You are not thinking through the situation properly. In most physical situations it is important to think about the true scale of things.

Let us start by thinking about how electrons and electromagnetic radiation works.  When an electron changes its orbit in the outer layers of a atom  a photon is either emitted or absorbed the interaction produces visible light light with wavelengths of less than one micron and frequencies of hundreds of terahertz. The frequency of the radiation is a measure of both the energy change and the time the interaction takes.  Large lumps of material like the surface of the earth have a temperature and emit infra red radiation as heat at room temperature as a result of the molecules jostling together.  One of the coldest natural things we are aware of is the cosmic microwave background which peaks at a two and a bit degrees kelvin. This radiation is still in the gigahertz region of freqiencies.  in other words the interactions take less than a thousanth of a millionth of a second.  

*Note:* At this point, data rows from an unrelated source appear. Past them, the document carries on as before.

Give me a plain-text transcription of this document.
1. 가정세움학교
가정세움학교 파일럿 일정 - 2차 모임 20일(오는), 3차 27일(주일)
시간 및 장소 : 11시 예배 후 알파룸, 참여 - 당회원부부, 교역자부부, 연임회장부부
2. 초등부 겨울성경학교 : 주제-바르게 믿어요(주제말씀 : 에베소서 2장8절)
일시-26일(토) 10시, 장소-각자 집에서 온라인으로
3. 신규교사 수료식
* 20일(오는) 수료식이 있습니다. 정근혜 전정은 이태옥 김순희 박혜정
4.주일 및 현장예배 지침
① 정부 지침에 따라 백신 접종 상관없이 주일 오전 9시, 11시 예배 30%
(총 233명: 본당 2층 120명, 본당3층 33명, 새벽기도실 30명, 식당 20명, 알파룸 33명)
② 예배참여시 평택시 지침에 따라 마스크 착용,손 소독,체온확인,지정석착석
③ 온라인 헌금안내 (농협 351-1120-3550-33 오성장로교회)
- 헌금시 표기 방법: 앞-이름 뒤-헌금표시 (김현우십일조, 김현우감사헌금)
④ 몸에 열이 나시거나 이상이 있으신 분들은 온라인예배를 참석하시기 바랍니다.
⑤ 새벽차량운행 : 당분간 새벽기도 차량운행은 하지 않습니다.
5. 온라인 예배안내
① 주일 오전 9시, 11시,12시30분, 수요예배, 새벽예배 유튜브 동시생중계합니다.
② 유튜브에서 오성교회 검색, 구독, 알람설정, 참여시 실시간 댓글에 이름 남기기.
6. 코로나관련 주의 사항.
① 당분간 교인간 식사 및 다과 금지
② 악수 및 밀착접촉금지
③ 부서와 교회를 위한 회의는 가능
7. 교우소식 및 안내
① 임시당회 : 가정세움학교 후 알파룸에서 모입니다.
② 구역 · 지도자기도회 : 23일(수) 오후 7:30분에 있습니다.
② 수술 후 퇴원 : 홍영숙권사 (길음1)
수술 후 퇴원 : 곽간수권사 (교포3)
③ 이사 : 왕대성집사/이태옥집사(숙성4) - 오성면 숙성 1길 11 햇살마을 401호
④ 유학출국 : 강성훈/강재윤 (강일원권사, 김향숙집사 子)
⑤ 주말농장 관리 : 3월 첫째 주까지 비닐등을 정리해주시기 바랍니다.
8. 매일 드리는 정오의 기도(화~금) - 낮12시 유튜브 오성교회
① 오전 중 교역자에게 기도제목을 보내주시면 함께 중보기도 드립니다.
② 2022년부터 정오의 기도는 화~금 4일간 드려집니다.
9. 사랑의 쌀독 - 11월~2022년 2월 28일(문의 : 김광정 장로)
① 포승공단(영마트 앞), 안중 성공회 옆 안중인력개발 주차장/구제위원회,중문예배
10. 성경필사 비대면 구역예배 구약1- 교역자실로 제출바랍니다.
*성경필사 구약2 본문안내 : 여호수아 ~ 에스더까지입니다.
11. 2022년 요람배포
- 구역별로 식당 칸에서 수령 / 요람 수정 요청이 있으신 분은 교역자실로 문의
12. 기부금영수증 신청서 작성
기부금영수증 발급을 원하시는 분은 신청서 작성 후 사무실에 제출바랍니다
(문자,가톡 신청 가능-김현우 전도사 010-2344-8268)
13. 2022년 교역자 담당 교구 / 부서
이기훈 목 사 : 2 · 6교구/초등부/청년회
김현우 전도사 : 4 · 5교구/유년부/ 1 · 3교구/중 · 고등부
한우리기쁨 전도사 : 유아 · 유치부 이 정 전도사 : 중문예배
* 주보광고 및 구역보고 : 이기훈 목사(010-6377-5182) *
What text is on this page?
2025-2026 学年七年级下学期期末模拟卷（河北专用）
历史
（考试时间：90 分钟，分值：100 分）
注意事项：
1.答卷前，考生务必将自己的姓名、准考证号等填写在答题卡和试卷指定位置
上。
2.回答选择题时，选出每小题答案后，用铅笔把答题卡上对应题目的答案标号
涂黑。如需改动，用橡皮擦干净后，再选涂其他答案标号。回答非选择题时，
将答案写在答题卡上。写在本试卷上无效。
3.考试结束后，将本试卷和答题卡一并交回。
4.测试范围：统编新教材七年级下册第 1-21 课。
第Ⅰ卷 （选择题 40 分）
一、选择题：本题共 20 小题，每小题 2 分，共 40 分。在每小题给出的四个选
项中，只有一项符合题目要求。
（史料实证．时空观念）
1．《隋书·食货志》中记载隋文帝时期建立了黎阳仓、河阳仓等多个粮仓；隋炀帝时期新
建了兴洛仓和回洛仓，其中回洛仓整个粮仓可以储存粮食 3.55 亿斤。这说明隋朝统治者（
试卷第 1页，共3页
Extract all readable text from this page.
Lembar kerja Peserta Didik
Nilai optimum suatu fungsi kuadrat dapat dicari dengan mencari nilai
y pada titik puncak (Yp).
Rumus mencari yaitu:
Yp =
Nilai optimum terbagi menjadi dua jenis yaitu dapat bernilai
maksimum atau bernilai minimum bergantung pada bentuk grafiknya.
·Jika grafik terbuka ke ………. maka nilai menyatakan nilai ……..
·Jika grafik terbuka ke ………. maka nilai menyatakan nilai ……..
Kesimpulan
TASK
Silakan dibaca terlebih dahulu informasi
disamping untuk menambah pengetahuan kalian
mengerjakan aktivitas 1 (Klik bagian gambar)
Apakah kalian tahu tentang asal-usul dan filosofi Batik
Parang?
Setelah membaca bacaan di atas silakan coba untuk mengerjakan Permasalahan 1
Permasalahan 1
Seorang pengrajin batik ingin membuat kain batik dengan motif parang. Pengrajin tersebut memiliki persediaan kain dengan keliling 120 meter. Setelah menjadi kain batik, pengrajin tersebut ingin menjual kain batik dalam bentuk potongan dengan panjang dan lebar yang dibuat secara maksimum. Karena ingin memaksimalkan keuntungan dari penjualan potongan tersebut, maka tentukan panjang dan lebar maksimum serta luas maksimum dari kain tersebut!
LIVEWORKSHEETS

Remember also that the energy of the photon is Plancks constant times the frequency so the lower the frequequency the lower the energy in the individual photon (or graviton).

Now consider gravitiational interactions in the same context and the frequency of the gravitational radiation involved in the interaction.  Planets take years to go round their stars do their gravitational radiation is measured in fractions of cycles per year  If I drop something, it falls through the air under gravity in seconds and stops in milliseconds.  The fastest large scale gravitational interactions are expected to be two orbiting stellar mass black holes merging and this produces frequencies in the low to mid audio band of around  1kHz  All these are at least a million times slower than even the coldest photons descrobed in the first section of this note.

This means that the gravitons are incredibly low frequency and low energy things and that there are a very great number of them involved in producing the attraction.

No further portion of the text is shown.